On the Damascus Road Paul received one of the greatest calls a man could receive. It was a call to glory. He was chosen to preach Christ to the Gentiles, to kings, and rulers, and even to Caesar's household.
This was a call to be one of the greatest apostles, and to write more of the New Testament than any other. His testimony at the end of his life was:
“I have fought a good fight, I have finished my course, I have kept the faith; Henceforth there is laid up for me a crown of righteousness...” (II Timothy 4:7-8).
What a testimony! What glory! But this marvelous call to glory was also a call to suffering. Jesus said of Paul:
“...he is a chosen vessel unto me...I will show him how great things he must suffer for my name's sake” (Acts 9:15-16).
Paul’s suffering began immediately following his Damascus Road experience. God took a marred vessel, Saul of Tarsus, put him upon the potter's wheel and reshaped him into Paul the great apostle. After that, Paul’s message everywhere he went was, “...we must through much tribulation enter into the kingdom of God” (Acts 14:22). This message of Paul’s is an unpopular one that you seldom hear today. But suffering serves a purpose and ministers that do not include this message to their people do them a disservice.
When we are called of God there is much reshaping that takes place. The potter's wheel isn’t a real comfortable place to be but it is necessary. That’s where we learn to become pliable in His hands. We learn endurance and patience as He molds us into soldiers of the cross. God is gathering His army. Paul understood that when he said to Timothy:
“...endure hardness as a good soldier” (II Timothy 2:3).

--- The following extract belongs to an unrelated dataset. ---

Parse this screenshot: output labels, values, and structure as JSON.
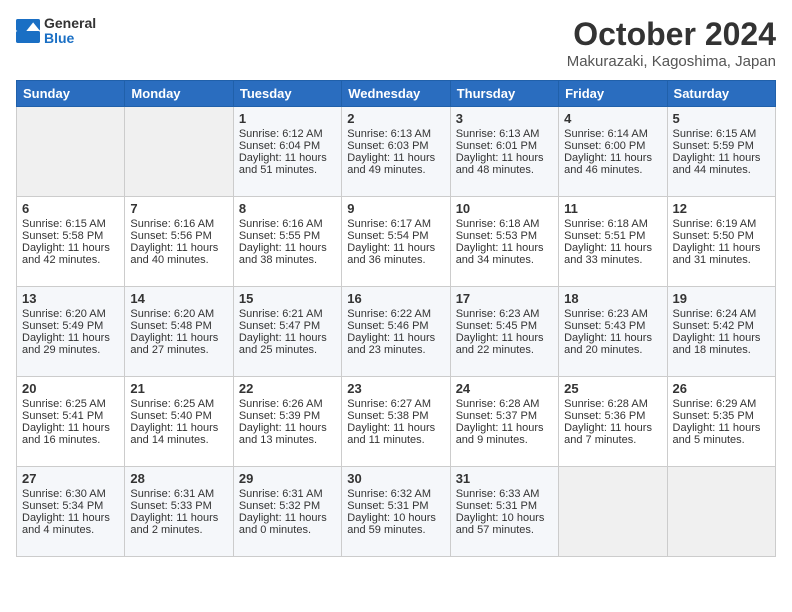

He is preparing us for a journey. Boot-camp is grueling but that’s where we learn enemy strategy so that we can win the battle and conquer the foe. The very thing that tries and tests us could be preparing us for our station in battle. It could be our boot-camp. Take courage! We must learn how to combat the enemy so that we can help lead God’s army to victory!
It’s a good thing that God doesn’t only see us as we are, but like Paul, God sees us the way we’ll be when He gets through with us. In the meantime we can take comfort in his Holy Spirit and His word.

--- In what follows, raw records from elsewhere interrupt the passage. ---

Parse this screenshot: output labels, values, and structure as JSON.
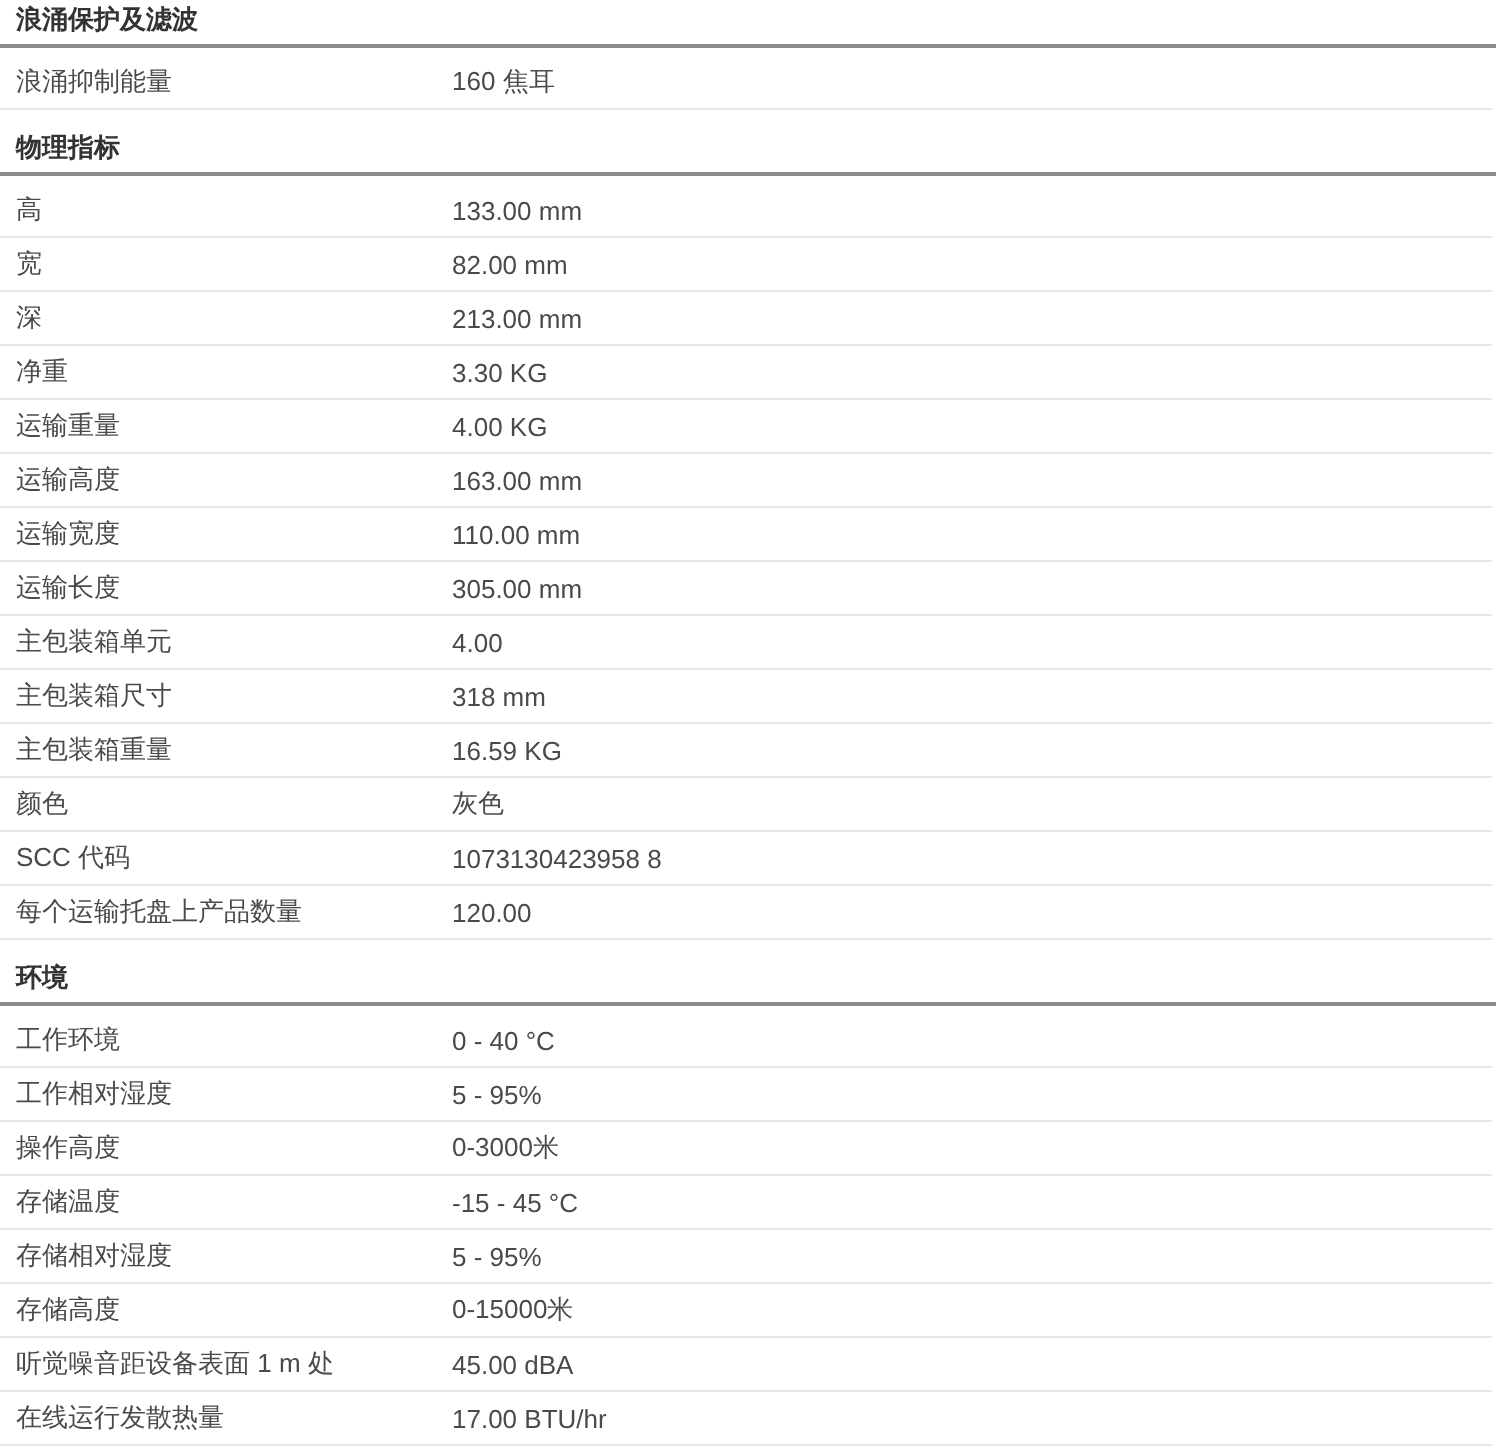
{
  "sections": [
    {
      "title": "浪涌保护及滤波",
      "rows": [
        {
          "label": "浪涌抑制能量",
          "value": "160 焦耳"
        }
      ]
    },
    {
      "title": "物理指标",
      "rows": [
        {
          "label": "高",
          "value": "133.00 mm"
        },
        {
          "label": "宽",
          "value": "82.00 mm"
        },
        {
          "label": "深",
          "value": "213.00 mm"
        },
        {
          "label": "净重",
          "value": "3.30 KG"
        },
        {
          "label": "运输重量",
          "value": "4.00 KG"
        },
        {
          "label": "运输高度",
          "value": "163.00 mm"
        },
        {
          "label": "运输宽度",
          "value": "110.00 mm"
        },
        {
          "label": "运输长度",
          "value": "305.00 mm"
        },
        {
          "label": "主包装箱单元",
          "value": "4.00"
        },
        {
          "label": "主包装箱尺寸",
          "value": "318 mm"
        },
        {
          "label": "主包装箱重量",
          "value": "16.59 KG"
        },
        {
          "label": "颜色",
          "value": "灰色"
        },
        {
          "label": "SCC 代码",
          "value": "1073130423958 8"
        },
        {
          "label": "每个运输托盘上产品数量",
          "value": "120.00"
        }
      ]
    },
    {
      "title": "环境",
      "rows": [
        {
          "label": "工作环境",
          "value": "0 - 40 °C"
        },
        {
          "label": "工作相对湿度",
          "value": "5 - 95%"
        },
        {
          "label": "操作高度",
          "value": "0-3000米"
        },
        {
          "label": "存储温度",
          "value": "-15 - 45 °C"
        },
        {
          "label": "存储相对湿度",
          "value": "5 - 95%"
        },
        {
          "label": "存储高度",
          "value": "0-15000米"
        },
        {
          "label": "听觉噪音距设备表面 1 m 处",
          "value": "45.00 dBA"
        },
        {
          "label": "在线运行发散热量",
          "value": "17.00 BTU/hr"
        }
      ]
    }
  ]
}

There are certain Scriptures that I’ve drawn strength from through the years and have highlighted in my Bible. Sometime back I grouped a few of these verses together and typed them out for my own comfort. They are not in sequence. I just wrote them down at random but they are strong and very encouraging. I decided since they blessed me and have seen me through some difficult times they would do the same for you. I start this collage of Scriptures off with my very favorite, so please read and be blessed!
“Beloved think it not strange concerning the fiery trial which is to test you, as though some strange thing has happened to you, but rejoice that you may be partakers of Christ’s sufferings, that, when his glory shall be revealed, you may be glad also with exceeding joy” (I Peter 4:12-13).

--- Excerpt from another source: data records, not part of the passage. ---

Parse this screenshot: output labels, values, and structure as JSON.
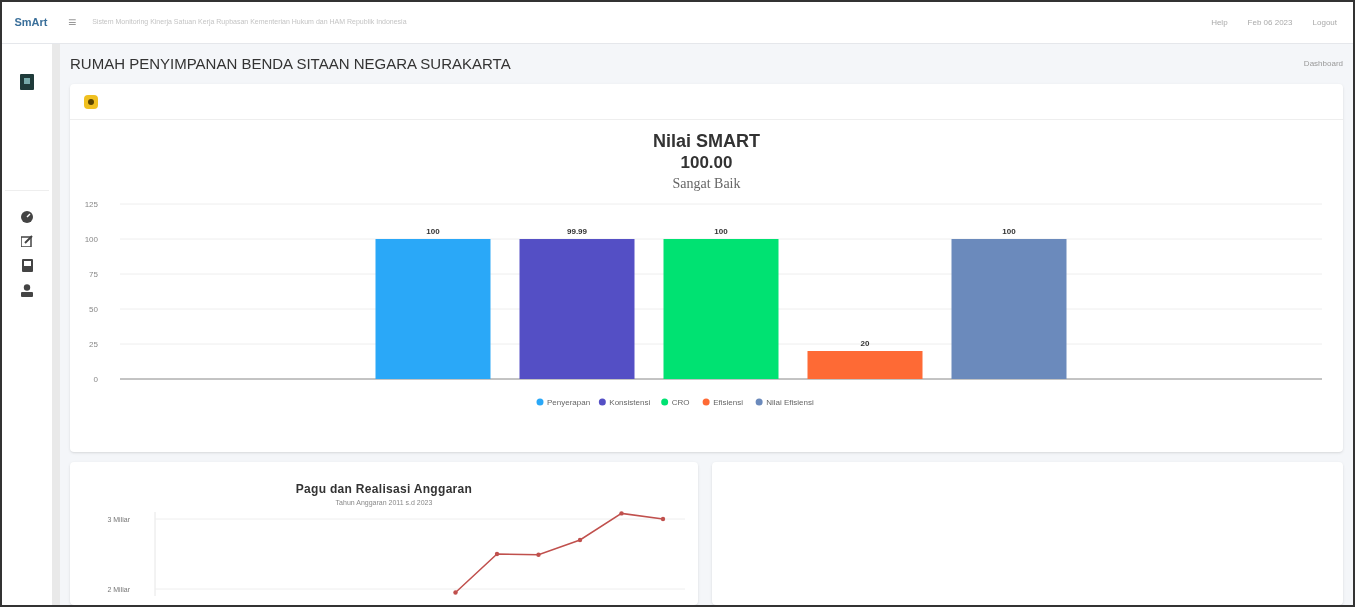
{
  "topbar": {
    "logo": "SmArt",
    "menu_icon": "≡",
    "subtitle": "Sistem Monitoring Kinerja Satuan Kerja Rupbasan Kementerian Hukum dan HAM Republik Indonesia",
    "links": [
      "Help",
      "Feb 06 2023",
      "Logout"
    ]
  },
  "page": {
    "title": "RUMAH PENYIMPANAN BENDA SITAAN NEGARA SURAKARTA",
    "breadcrumb": "Dashboard"
  },
  "smart_card": {
    "title": "Nilai SMART",
    "score": "100.00",
    "grade": "Sangat Baik",
    "chart_data": {
      "type": "bar",
      "series": [
        {
          "name": "Penyerapan",
          "color": "#2aa8f8",
          "values": [
            100
          ]
        },
        {
          "name": "Konsistensi",
          "color": "#544fc5",
          "values": [
            99.99
          ]
        },
        {
          "name": "CRO",
          "color": "#00e272",
          "values": [
            100
          ]
        },
        {
          "name": "Efisiensi",
          "color": "#fe6a35",
          "values": [
            20
          ]
        },
        {
          "name": "Nilai Efisiensi",
          "color": "#6b8abc",
          "values": [
            100
          ]
        }
      ],
      "ylim": [
        0,
        125
      ],
      "yticks": [
        0,
        25,
        50,
        75,
        100,
        125
      ],
      "grid": true,
      "legend": true,
      "data_labels": true
    }
  },
  "budget_card": {
    "chart_data": {
      "type": "line",
      "title": "Pagu dan Realisasi Anggaran",
      "subtitle": "Tahun Anggaran 2011 s.d 2023",
      "categories": [
        null,
        null,
        null,
        null,
        null,
        null,
        null,
        null,
        null,
        null,
        null,
        null,
        null
      ],
      "series": [
        {
          "color": "#c0504d",
          "values": [
            null,
            null,
            null,
            null,
            null,
            null,
            null,
            1.95,
            2.5,
            2.49,
            2.7,
            3.08,
            3.0
          ]
        }
      ],
      "ylim": [
        1.9,
        3.1
      ],
      "yticks": [
        {
          "value": 2,
          "label": "2 Miliar"
        },
        {
          "value": 3,
          "label": "3 Miliar"
        }
      ]
    }
  }
}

“For if we suffer as Christians we have no need to be ashamed but we can glorify God and commit the keeping of our souls to him, our faithful Creator” (I Peter 4:16-19).
“It is better, if it be God’s will, that we suffer for well-doing than for evildoing. For Christ also has once suffered for sins, the just for the unjust, that he might bring us to God, being put to death in the flesh but made alive by the Spirit. Who when he was reviled, reviled not again; when he suffered, he threatened not, but committed himself to him that judges righteously” (I Peter 3:17-18; 2:23).
“For it became him, for whom are all things, in bringing many sons unto glory, to make the captain of our salvation perfect thru sufferings” (Hebrews 2:10).
“Though he were a Son yet leaned he obedience by the things which he suffered; and being made perfect, he became the author of eternal salvation unto all them that obey him” (Hebrews 5:8-9).
“For though he was crucified thru weakness, yet he lives by the power of God" (II Corinthians 13:4).